Every array object will contain keys for each field. Each field should be described as an element in the object properties section.

The keys of each property must match the header text used in the sample sheet.

Fields that are present in the sample sheet, but not in the schema will be ignored and produce a warning.

Tip

The order of columns in the sample sheet is not relevant, as long as the header text matches.

Warning

The order of properties in the schema is important. This order defines the order of output channel properties when using the fromSamplesheet channel factory.

Common keys

The majority of schema keys for sample sheet schema validation are identical to the Nextflow schema. For example: type, pattern, format, errorMessage, exists and so on.

Please refer to the Nextflow schema specification docs for details.

Tip

Sample sheets are commonly used to define input file paths. Be sure to set "type": "string" and "format": "file-path" for these properties, so that nf-validation correctly returns this sample sheet field as a Nextflow.file object.
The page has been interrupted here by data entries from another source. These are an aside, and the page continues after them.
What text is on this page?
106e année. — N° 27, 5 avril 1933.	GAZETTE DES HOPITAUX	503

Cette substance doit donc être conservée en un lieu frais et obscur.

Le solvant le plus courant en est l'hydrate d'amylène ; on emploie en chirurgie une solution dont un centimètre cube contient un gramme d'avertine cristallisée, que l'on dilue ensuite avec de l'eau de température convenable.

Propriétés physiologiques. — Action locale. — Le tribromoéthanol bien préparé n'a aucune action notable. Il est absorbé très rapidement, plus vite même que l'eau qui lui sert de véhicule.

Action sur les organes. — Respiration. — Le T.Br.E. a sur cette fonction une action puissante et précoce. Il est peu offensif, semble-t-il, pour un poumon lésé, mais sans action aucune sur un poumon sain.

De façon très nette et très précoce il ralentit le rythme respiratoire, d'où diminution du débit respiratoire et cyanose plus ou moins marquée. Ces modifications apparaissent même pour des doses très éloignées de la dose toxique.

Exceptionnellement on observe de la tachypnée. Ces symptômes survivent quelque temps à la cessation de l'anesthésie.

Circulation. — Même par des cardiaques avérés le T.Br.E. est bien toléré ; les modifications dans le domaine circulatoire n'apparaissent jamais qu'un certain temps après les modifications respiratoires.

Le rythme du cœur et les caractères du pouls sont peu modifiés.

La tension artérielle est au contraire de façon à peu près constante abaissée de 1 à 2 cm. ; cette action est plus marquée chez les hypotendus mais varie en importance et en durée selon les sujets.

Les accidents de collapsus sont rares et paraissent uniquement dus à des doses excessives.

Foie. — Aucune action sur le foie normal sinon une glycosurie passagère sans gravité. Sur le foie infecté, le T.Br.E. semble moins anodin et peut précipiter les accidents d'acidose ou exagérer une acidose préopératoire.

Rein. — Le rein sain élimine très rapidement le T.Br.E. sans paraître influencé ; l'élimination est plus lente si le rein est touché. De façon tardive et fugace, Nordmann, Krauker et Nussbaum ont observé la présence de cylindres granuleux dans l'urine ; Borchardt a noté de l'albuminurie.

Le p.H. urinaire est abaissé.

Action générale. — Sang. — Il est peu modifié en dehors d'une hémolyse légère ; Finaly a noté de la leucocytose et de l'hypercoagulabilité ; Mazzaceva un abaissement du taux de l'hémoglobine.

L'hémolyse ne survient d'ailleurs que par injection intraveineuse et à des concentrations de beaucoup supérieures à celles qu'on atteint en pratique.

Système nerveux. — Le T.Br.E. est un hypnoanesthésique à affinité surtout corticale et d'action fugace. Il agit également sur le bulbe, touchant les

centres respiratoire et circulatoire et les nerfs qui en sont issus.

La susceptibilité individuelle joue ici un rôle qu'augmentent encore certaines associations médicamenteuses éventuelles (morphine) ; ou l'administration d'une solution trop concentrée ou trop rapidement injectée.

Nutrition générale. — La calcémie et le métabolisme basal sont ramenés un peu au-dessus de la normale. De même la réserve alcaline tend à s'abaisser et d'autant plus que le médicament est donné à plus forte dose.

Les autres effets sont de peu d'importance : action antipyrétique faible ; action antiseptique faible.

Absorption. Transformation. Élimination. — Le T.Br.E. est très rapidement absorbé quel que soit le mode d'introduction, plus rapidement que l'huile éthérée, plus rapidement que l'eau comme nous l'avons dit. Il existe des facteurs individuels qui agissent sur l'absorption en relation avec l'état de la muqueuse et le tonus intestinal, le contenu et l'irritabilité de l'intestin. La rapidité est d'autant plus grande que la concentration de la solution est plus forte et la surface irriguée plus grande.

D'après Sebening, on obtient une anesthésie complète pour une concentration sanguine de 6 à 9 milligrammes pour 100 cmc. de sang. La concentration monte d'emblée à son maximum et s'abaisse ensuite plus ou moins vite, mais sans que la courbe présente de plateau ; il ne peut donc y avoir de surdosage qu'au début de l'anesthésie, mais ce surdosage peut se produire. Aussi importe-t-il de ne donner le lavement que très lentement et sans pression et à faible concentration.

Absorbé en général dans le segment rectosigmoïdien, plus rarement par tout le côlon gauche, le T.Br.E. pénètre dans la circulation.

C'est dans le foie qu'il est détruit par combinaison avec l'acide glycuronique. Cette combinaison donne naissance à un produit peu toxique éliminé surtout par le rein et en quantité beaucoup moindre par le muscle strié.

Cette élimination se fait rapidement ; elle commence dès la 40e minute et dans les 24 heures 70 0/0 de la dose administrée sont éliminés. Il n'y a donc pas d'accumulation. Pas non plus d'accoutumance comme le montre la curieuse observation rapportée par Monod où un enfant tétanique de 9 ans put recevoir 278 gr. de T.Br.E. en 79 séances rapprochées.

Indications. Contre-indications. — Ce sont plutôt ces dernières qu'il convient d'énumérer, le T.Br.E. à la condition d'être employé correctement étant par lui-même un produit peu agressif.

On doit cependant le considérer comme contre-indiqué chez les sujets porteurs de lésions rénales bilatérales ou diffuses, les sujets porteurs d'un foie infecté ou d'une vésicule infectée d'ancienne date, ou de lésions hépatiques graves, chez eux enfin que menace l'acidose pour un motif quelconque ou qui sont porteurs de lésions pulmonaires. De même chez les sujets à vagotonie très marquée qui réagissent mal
When using the file-path-pattern format for a globbing pattern, a list will be created with all files found by the globbing pattern. See here for more information.

Sample sheet keys

Below are the properties that are specific to sample sheet schema. These exist in addition to those described in the Nextflow schema specification.

`meta`

Type: List

The current field will be considered a meta value when this parameter is present. This parameter should contain a list of the meta fields to assign this value to. The default is no meta for each field.

For example:

{
  "meta": ["id", "sample"]
}

will convert the field value to a meta value, resulting in the channel [[id:value, sample:value]...] See here for an example in the sample sheet.

`unique`

Type: Boolean or List

Whether or not the field should contain a unique value over the entire sample sheet.

Default: false

Can be true, in which case the value for this field should be unique for all samples in the sample sheet.
Can be supplied with a list of field names, containing other field names that should be unique in combination with the current field.

Example

Consider the following example:

"properties": {
  "field1": { "unique": true },
  "field2": { "unique": ["field1"] }
}

field1 needs to be unique in this example. field2 needs to be unique in combination with field1. So for a sample sheet like this:

field1,field2
value1,value2
value1,value3
value1,value2

..both checks will fail.

field1 isn't unique since value1 has been found more than once.
field2 isn't unique in combination with field1 because the value1,value2 combination has been found more than once.

See schema_input.json#L48-L55 for an example in one of the plugin test-fixture sample sheets.

`deprecated`

Type: Boolean

A boolean variable stating that the field is deprecated and will be removed in the nearby future. This will throw a warning to the user that the current field is deprecated. The default value is false.

Example:

"field": {
    "deprecated": true
}

will show a warning stating that the use of field is deprecated:

The 'field' field is deprecated and
will no longer be used in the future.
Please check the official documentation
of the pipeline for more information.

`dependentRequired`

Type: List

See JSON Schema docs

A list containing names of other fields. The validator will check if these fields are filled in and throw an error if they aren't, but only when the field dependentRequired belongs to is filled in.

Example

"field1": {
    "dependentRequired": ["field2"]
},
"field2": {}

will check if field2 is given when field1 has a value. So for example:

field1,field2
value1,value2
value1,
,value2

The first row will pass the check because both fields are set.
The second row will fail because field1 is set, but field2 isn't and field1 is dependent on field2.
The third row will pass the check because field1 isn't set.

See here for an example in the sample sheet.